Quillets Quideach

Monstrous Bores at the New Coalition Feast

being a skit upon the stayte of Merrie England,
as well as svndrie other matteres, and a thing
of little import in the Great Poetickal Scheme.


Once again harvesting all of the fallen.
What I take is taken, what others take, stolen.
The fruit’s over-ripe and the headshrinker, swollen.

Here we go gathering chestnuts in mayhem.


It’s all about upward, it’s all about reach,
and the salutory lesson not reaching can teach,
and the promise of better, observed in the breach.

Hey diddle diddle, some twat’s on the fiddle.


Yes, here we go blathering platitudes good-style—
Deliver you roses? If only we could.—while
there’s something unmentionable in the woodpile.

All words sound silly, the more that you say them.


Hickory dickory, stand in the dock;
they give you a room where the door has a lock.
(There’s just no escapement with this kind of clock.)

Riddle me, riddle me, riddle me, riddle.

It’s nose to the grindstone, it’s doing your time,
because everyone knows that you don’t do the crime.
First do no harm: the directive is prime.

Here we go gathering chestnuts in mayhem.


Loons are deluded by heavens above,
and romantics, by falsifications of love.
Some would be faithful, if push came to shove.

Chinless and Winless converge in the middle.


Head over heels: the cap fit, so you wore it;
now you’re the fall-guy, but pride came before it.
The truth always outs; at your peril ignore it.

Who gets into debts with no wedge to repay them?


Bust is the price that you pay for the boom.
Whatever became of the fruit of the loom?
(And is there an elephant here in the room?)
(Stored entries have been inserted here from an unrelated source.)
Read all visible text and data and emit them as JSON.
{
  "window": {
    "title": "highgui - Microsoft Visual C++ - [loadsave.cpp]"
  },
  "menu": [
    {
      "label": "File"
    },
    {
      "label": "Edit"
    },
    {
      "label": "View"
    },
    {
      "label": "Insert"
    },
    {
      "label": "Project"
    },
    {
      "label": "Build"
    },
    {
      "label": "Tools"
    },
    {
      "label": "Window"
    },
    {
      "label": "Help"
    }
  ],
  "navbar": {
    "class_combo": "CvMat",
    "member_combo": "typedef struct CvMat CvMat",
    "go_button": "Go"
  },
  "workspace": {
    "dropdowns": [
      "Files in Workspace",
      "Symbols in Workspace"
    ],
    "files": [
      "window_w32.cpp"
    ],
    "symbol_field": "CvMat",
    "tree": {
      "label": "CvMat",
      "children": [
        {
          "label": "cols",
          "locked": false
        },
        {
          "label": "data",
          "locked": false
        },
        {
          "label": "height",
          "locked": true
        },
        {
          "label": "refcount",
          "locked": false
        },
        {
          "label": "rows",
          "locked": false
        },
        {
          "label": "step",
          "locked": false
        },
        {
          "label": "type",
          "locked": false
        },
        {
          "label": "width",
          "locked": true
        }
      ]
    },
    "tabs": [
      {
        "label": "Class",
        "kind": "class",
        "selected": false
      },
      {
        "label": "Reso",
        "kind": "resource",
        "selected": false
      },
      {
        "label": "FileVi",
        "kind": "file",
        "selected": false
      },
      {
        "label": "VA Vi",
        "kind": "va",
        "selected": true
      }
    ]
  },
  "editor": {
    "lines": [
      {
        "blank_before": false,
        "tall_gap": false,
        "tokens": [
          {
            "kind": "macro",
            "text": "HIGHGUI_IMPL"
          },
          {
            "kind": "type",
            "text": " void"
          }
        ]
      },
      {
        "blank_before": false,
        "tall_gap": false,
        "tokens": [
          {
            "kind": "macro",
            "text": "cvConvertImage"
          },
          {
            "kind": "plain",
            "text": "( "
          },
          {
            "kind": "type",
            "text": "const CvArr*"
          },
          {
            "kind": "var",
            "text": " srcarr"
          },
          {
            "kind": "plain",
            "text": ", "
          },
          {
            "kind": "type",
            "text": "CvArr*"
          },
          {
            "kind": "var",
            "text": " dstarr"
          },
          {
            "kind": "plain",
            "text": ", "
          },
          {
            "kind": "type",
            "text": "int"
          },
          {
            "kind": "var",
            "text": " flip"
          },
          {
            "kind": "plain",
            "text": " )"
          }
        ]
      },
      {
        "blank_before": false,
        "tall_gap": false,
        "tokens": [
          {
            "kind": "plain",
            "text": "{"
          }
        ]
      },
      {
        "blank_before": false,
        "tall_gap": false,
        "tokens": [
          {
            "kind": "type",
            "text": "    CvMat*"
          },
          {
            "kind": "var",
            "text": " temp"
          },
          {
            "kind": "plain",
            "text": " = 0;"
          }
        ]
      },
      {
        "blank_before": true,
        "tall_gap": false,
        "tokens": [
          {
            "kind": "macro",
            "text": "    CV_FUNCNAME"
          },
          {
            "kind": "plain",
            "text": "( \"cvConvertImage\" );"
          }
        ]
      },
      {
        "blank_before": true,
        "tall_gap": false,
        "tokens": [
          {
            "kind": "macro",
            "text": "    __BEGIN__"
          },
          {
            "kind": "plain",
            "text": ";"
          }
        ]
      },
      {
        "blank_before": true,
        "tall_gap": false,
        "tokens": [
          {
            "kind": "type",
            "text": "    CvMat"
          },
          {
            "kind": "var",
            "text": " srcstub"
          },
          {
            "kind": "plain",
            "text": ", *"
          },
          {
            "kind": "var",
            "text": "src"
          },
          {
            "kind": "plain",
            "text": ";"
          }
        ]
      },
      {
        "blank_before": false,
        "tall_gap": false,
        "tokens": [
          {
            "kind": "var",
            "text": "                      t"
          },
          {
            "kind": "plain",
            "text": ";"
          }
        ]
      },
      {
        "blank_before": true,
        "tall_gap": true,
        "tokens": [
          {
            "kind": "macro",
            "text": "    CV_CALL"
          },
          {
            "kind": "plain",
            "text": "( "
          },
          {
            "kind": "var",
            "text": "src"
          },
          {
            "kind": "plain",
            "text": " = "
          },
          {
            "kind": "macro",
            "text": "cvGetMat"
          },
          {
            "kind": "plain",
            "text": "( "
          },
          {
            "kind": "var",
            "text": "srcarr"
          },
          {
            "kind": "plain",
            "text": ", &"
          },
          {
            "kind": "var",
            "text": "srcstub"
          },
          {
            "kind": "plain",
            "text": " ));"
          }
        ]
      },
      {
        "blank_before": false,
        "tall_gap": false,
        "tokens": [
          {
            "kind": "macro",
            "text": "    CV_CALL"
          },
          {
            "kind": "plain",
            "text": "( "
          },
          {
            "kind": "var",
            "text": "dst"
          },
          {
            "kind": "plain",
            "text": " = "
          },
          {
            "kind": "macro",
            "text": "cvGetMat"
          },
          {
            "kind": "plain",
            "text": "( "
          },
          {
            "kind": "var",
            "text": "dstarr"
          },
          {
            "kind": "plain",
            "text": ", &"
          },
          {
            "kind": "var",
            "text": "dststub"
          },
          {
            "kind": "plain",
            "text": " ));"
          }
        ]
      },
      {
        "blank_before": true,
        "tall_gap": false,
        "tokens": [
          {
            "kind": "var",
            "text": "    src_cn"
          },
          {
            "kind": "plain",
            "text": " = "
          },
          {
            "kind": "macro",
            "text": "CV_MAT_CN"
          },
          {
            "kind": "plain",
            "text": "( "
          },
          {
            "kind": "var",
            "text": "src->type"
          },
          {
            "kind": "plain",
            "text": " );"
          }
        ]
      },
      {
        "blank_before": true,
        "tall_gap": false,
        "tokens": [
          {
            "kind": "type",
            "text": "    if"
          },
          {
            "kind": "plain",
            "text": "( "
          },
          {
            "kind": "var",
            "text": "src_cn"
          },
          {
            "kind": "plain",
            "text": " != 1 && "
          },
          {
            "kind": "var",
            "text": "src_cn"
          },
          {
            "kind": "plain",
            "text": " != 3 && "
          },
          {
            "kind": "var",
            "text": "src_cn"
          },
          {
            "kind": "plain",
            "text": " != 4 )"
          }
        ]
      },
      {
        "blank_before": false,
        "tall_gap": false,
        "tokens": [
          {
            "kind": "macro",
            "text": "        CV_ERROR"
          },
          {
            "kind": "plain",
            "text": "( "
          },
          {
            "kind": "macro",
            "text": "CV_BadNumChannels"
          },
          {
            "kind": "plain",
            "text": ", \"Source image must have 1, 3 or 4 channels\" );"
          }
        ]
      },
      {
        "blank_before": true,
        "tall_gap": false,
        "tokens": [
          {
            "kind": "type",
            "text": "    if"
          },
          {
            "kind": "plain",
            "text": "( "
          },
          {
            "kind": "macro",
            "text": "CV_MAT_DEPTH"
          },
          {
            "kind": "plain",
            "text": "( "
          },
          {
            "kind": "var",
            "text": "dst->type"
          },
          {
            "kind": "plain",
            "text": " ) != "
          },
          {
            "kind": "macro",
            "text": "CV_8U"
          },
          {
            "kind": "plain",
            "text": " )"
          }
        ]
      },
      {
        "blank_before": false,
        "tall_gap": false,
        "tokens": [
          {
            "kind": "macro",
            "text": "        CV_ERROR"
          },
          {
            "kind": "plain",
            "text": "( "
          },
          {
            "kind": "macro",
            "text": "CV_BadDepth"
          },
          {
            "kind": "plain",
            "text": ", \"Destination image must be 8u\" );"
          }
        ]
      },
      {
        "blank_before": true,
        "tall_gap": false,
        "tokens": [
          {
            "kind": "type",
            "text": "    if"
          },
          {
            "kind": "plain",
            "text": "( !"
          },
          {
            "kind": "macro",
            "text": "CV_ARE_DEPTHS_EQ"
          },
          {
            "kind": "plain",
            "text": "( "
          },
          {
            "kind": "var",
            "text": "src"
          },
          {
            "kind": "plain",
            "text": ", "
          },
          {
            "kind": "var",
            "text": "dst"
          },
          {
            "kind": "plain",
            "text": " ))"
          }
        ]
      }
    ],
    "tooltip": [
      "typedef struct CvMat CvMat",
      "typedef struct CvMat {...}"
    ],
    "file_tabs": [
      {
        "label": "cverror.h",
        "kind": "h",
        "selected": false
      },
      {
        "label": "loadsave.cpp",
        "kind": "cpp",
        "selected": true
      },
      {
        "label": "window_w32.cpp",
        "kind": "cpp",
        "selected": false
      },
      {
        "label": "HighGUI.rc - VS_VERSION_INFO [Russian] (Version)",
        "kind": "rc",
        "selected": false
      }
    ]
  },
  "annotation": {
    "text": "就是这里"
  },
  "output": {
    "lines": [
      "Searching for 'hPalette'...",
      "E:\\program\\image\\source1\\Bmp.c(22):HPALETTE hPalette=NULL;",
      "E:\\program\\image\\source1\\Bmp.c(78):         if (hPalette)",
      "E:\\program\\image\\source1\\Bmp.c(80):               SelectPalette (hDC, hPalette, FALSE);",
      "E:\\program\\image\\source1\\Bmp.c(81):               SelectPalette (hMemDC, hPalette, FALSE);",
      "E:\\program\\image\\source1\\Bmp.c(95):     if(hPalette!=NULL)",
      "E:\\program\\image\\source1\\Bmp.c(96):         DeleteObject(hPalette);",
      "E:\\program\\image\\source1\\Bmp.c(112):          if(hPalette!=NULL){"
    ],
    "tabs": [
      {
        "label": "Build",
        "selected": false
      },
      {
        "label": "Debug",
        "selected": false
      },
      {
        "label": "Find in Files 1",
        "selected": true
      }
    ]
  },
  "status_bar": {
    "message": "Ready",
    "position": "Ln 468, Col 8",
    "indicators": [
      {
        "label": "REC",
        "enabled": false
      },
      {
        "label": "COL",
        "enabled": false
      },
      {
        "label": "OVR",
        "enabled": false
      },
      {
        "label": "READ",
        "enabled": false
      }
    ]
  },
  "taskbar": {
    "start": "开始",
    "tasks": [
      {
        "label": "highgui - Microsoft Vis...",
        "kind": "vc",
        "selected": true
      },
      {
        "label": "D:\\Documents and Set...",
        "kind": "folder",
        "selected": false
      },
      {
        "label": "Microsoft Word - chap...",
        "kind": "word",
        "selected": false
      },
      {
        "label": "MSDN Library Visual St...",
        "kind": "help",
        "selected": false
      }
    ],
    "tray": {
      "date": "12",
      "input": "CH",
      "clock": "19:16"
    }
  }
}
Riddle me, riddle me, riddle me, riddle.


This is the weapon of massive distraction:
a moment of fame in a life of inaction.
Contra Jagger, you find you can get satisfaction.

These are the facts (with a little redaction).


Who guards the guards? Can the doctor be sick?
Is the money too tight? Is the gravy too thick?
Can the P.M. be quite the ridiculous prick
that he seems?

that he seems?


If only we had Sigmund Freud to interpret these dreams.

(Sigh)

Nursery rhymes at a cursory glance.
Last is a probable prefix of chance.
Gilding the lily will never enhance,
and you can’t cure a boil with a Lancelot lance.

When the music is sombre, it’s madness to dance.


But the truly insane take a different stance.

Here we go gathering chestnuts in mayhem.
Add fish to chips, you can still takeaway them.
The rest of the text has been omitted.